Время на прочтение: 6 минут(ы)
Полевой Николай Алексеевич
‘Рука Всевышнего Отечество спасла’.
Драма из отечественной истории, в 5-ти актах, в стихах.
Соч. Н. Кукольника {*}. СПб., 1834
Русская критика XVIII—XIX веков. Хрестоматия. Учеб. пособие для студентов пед. ин-тов по специаль-ности N 2101 ‘Рус. яз. и литература’, Сост. В. И. Кулешов. М., ‘Просвещение’, 1978.
Братья Полевые — выходцы из среды купечества. В период после разгрома декабристов продолжали в критике идеи прогрессивного романтизма. Белинский ценил стремление братьев Полевых придать своему журналу ‘Московский телеграф’ (1825—1834) ярко выраженное идейное направление.
Помещаемые здесь статьи К. Полевого ‘О направлениях и партиях в литературе’ (1833) и Н. Полевого о пьесе Кукольника ‘Рука всевышнего отечество спасла’ (1834), которая послужила поводом для закрытия журнала, достаточно ярко показывают приверженность к романтизму обоих авторов, раскрывают их прогрессивные убеждения.
Братья Полевые боролись за строгий романтический кодекс творчества, выступали против поверхностного, анархического использования отдельных романтических приемов, были противниками приспособления романтизма к реакционной политике ‘официальной народности’.
Текст печатается по изд.: ‘Московский телеграф’, 1833, ч. 51, N 12, с. 594-611, 1834, ч. 56, N 3, с. 498-506.
{* Кукольник Н. В. (1809—1868) — плодовитый реакционный писатель, драматург охранительной ориентации. ‘Тассо’ (‘Торквато Тассо’ 1833) — его драматическая фантазия, имевшая успех, но вещь слабая и напыщенная.}
<...> Скажем, что <...> новая драма г-на Кукольника весьма печалит нас. Никак не ожидали мы, чтобы поэт, написавший в 1830 г. ‘Тасса’, в 1832 году позволил себе написать — но, этого мало: в 1834 г. издать такую драму, какова новая драма г-на Кукольника: ‘Рука Всевышнего Отечество спасла’! Как можно столь мало щадить себя, столь мало думать о собственном своем достоинстве! От великого до смешного один шаг.
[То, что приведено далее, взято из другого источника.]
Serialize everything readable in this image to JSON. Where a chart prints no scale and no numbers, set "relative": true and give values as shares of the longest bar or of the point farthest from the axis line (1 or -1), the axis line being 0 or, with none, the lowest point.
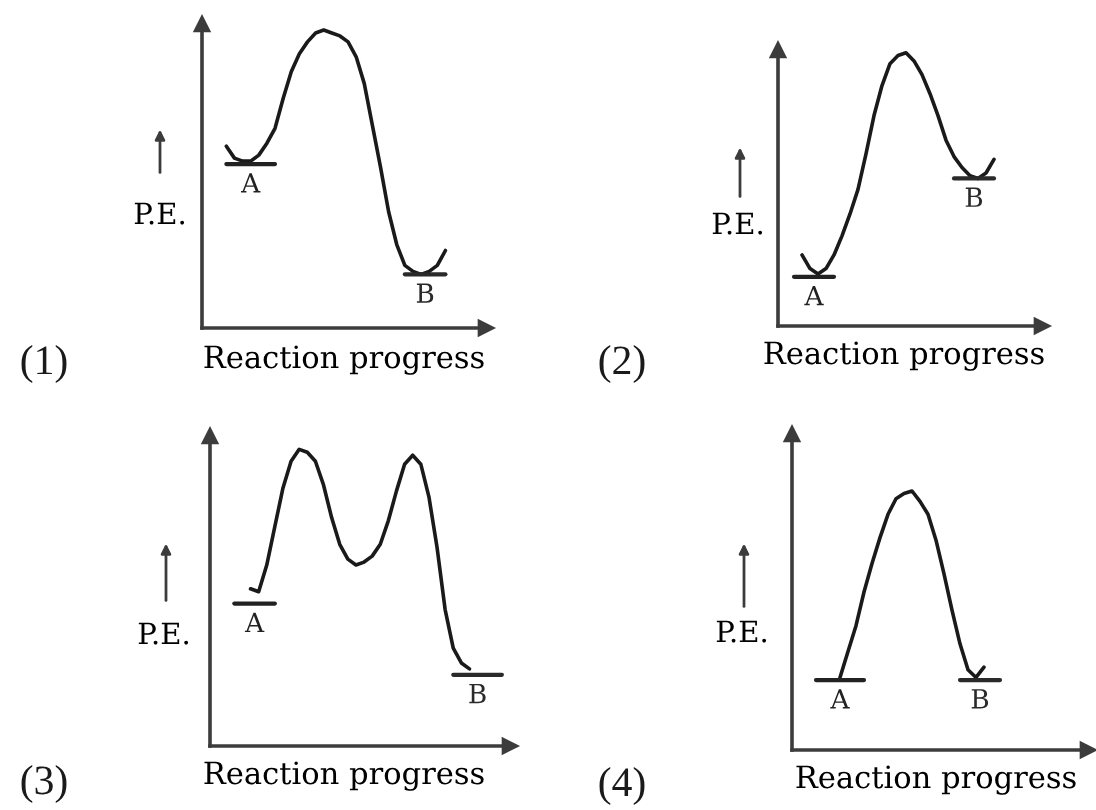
{
  "chart_data": [
    {
      "type": "line",
      "title": "(1)",
      "xlabel": "Reaction progress",
      "ylabel": "P.E.",
      "relative": true,
      "categories": [
        null,
        null,
        null,
        null,
        null,
        null,
        null,
        null,
        null,
        null,
        null,
        null,
        null,
        null,
        null,
        null,
        null,
        null,
        null,
        null,
        null,
        null,
        null,
        null,
        null,
        null,
        null,
        null,
        null,
        null,
        null,
        null,
        null,
        null,
        null,
        null
      ],
      "series": [
        {
          "color": "#1a1a1a",
          "values": [
            null,
            null,
            null,
            0.61,
            0.57,
            0.56,
            0.56,
            0.58,
            0.62,
            0.67,
            0.77,
            0.86,
            0.92,
            0.96,
            0.99,
            1.0,
            0.99,
            0.98,
            0.96,
            0.91,
            0.82,
            0.68,
            0.54,
            0.39,
            0.28,
            0.21,
            0.19,
            0.18,
            0.19,
            0.21,
            0.26,
            null,
            null,
            null,
            null,
            null
          ]
        },
        {
          "name": "A",
          "color": "#222222",
          "values": [
            null,
            null,
            null,
            0.55,
            0.55,
            0.55,
            0.55,
            0.55,
            0.55,
            0.55,
            null,
            null,
            null,
            null,
            null,
            null,
            null,
            null,
            null,
            null,
            null,
            null,
            null,
            null,
            null,
            null,
            null,
            null,
            null,
            null,
            null,
            null,
            null,
            null,
            null,
            null
          ]
        },
        {
          "name": "B",
          "color": "#2a2a2a",
          "values": [
            null,
            null,
            null,
            null,
            null,
            null,
            null,
            null,
            null,
            null,
            null,
            null,
            null,
            null,
            null,
            null,
            null,
            null,
            null,
            null,
            null,
            null,
            null,
            null,
            null,
            0.18,
            0.18,
            0.18,
            0.18,
            0.18,
            0.18,
            null,
            null,
            null,
            null,
            null
          ]
        }
      ]
    },
    {
      "type": "line",
      "title": "(2)",
      "xlabel": "Reaction progress",
      "ylabel": "P.E.",
      "relative": true,
      "categories": [
        null,
        null,
        null,
        null,
        null,
        null,
        null,
        null,
        null,
        null,
        null,
        null,
        null,
        null,
        null,
        null,
        null,
        null,
        null,
        null,
        null,
        null,
        null,
        null,
        null,
        null,
        null,
        null,
        null,
        null,
        null,
        null,
        null,
        null
      ],
      "series": [
        {
          "color": "#1a1a1a",
          "values": [
            null,
            null,
            null,
            0.26,
            0.21,
            0.19,
            0.21,
            0.26,
            0.33,
            0.41,
            0.5,
            0.63,
            0.77,
            0.88,
            0.96,
            0.99,
            1.0,
            0.97,
            0.92,
            0.85,
            0.77,
            0.68,
            0.62,
            0.58,
            0.55,
            0.54,
            0.56,
            0.61,
            null,
            null,
            null,
            null,
            null,
            null
          ]
        },
        {
          "name": "A",
          "color": "#222222",
          "values": [
            null,
            null,
            0.18,
            0.18,
            0.18,
            0.18,
            0.18,
            0.18,
            null,
            null,
            null,
            null,
            null,
            null,
            null,
            null,
            null,
            null,
            null,
            null,
            null,
            null,
            null,
            null,
            null,
            null,
            null,
            null,
            null,
            null,
            null,
            null,
            null,
            null
          ]
        },
        {
          "name": "B",
          "color": "#2a2a2a",
          "values": [
            null,
            null,
            null,
            null,
            null,
            null,
            null,
            null,
            null,
            null,
            null,
            null,
            null,
            null,
            null,
            null,
            null,
            null,
            null,
            null,
            null,
            null,
            0.54,
            0.54,
            0.54,
            0.54,
            0.54,
            0.54,
            null,
            null,
            null,
            null,
            null,
            null
          ]
        }
      ]
    },
    {
      "type": "line",
      "title": "(3)",
      "xlabel": "Reaction progress",
      "ylabel": "P.E.",
      "relative": true,
      "categories": [
        null,
        null,
        null,
        null,
        null,
        null,
        null,
        null,
        null,
        null,
        null,
        null,
        null,
        null,
        null,
        null,
        null,
        null,
        null,
        null,
        null,
        null,
        null,
        null,
        null,
        null,
        null,
        null,
        null,
        null,
        null,
        null,
        null,
        null,
        null,
        null,
        null,
        null
      ],
      "series": [
        {
          "color": "#1a1a1a",
          "values": [
            null,
            null,
            null,
            null,
            null,
            0.53,
            0.52,
            0.61,
            0.74,
            0.87,
            0.96,
            1.0,
            0.99,
            0.96,
            0.88,
            0.77,
            0.68,
            0.63,
            0.61,
            0.62,
            0.64,
            0.68,
            0.76,
            0.86,
            0.95,
            0.98,
            0.95,
            0.84,
            0.67,
            0.46,
            0.33,
            0.28,
            0.26,
            null,
            null,
            null,
            null,
            null
          ]
        },
        {
          "name": "A",
          "color": "#222222",
          "values": [
            null,
            null,
            null,
            0.48,
            0.48,
            0.48,
            0.48,
            0.48,
            0.48,
            null,
            null,
            null,
            null,
            null,
            null,
            null,
            null,
            null,
            null,
            null,
            null,
            null,
            null,
            null,
            null,
            null,
            null,
            null,
            null,
            null,
            null,
            null,
            null,
            null,
            null,
            null,
            null,
            null
          ]
        },
        {
          "name": "B",
          "color": "#2a2a2a",
          "values": [
            null,
            null,
            null,
            null,
            null,
            null,
            null,
            null,
            null,
            null,
            null,
            null,
            null,
            null,
            null,
            null,
            null,
            null,
            null,
            null,
            null,
            null,
            null,
            null,
            null,
            null,
            null,
            null,
            null,
            null,
            0.24,
            0.24,
            0.24,
            0.24,
            0.24,
            0.24,
            0.24,
            null
          ]
        }
      ]
    },
    {
      "type": "line",
      "title": "(4)",
      "xlabel": "Reaction progress",
      "ylabel": "P.E.",
      "relative": true,
      "categories": [
        null,
        null,
        null,
        null,
        null,
        null,
        null,
        null,
        null,
        null,
        null,
        null,
        null,
        null,
        null,
        null,
        null,
        null,
        null,
        null,
        null,
        null,
        null,
        null,
        null,
        null,
        null,
        null,
        null,
        null,
        null,
        null,
        null,
        null,
        null,
        null,
        null,
        null
      ],
      "series": [
        {
          "color": "#1a1a1a",
          "values": [
            null,
            null,
            null,
            null,
            null,
            null,
            0.28,
            0.38,
            0.48,
            0.61,
            0.72,
            0.82,
            0.91,
            0.97,
            0.99,
            1.0,
            0.96,
            0.91,
            0.81,
            0.68,
            0.54,
            0.41,
            0.31,
            0.28,
            0.32,
            null,
            null,
            null,
            null,
            null,
            null,
            null,
            null,
            null,
            null,
            null,
            null,
            null
          ]
        },
        {
          "name": "A",
          "color": "#222222",
          "values": [
            null,
            null,
            null,
            0.27,
            0.27,
            0.27,
            0.27,
            0.27,
            0.27,
            0.27,
            null,
            null,
            null,
            null,
            null,
            null,
            null,
            null,
            null,
            null,
            null,
            null,
            null,
            null,
            null,
            null,
            null,
            null,
            null,
            null,
            null,
            null,
            null,
            null,
            null,
            null,
            null,
            null
          ]
        },
        {
          "name": "B",
          "color": "#2a2a2a",
          "values": [
            null,
            null,
            null,
            null,
            null,
            null,
            null,
            null,
            null,
            null,
            null,
            null,
            null,
            null,
            null,
            null,
            null,
            null,
            null,
            null,
            null,
            0.27,
            0.27,
            0.27,
            0.27,
            0.27,
            0.27,
            null,
            null,
            null,
            null,
            null,
            null,
            null,
            null,
            null,
            null,
            null
          ]
        }
      ]
    }
  ]
}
Это сказал человек, весьма опытный в славе. <...>
Мы уже говорили когда-то в ‘Телеграфе’ о том, что, по нашему мнению, из освобождения Москвы Мининым и Пожарским невозможно создать драмы, ибо тут не было драмы в действительности {В отзыве Н. А. Полевого на ‘Бориса Годунова’ Пушкина в ‘Московском телеграфе’ (1833, ч. 49, N 2, с. 280—327).}. Роман и драма заключались в событиях до 1612 года. Минин и 1612 год — это гимн, ода, пропетые экспромтом русскою душою, в несколько месяцев. Один умный иностранец, разговаривая о русской истории, сказал: ‘У вас была своя ‘Орлеанская Дева’, это ваш Минин’. Сказано остроумно, и, всего более, справедливо. Ряд великих событий, от появления Самозванца до падения Шуйскаго, совершился, дела были доведены до последних крайностей. На пепле Москвы надобно было сойтись в последний бой России и Польше. Толпа изменников и ничтожных вождей стояла близ Московского Кремля. Мужественный Хоткевич с последними силами шел к Москве. Кому пасть: России? Польше? — Польше! изрек всемогущий, и — дух божий вдохновляет мещанина Минина, как некогда вдохновил крестьянку Иоанну д’Арк. По гласу Минина сошлась нестройная толпа мужиков, и — ведомая верою в лице Аврамия Палицына и русским духом в лице Козьмы Минина — пришла к Москве. Хоткевич разбит и Русь спасена. Опять начинается после сего ряд новых событий, совершенно чуждых подвигу Минина. Минин мгновенно сходит с своего поприща, и не только он, но и Палицын, и Пожарский, и Трубецкой. В 1618 году поляки снова стоят под Москвою, и, как событий с 1612 года, так и самого избрания Михаила на царство, нисколько не должно сливать с историею о подвиге Минина и Пожарского.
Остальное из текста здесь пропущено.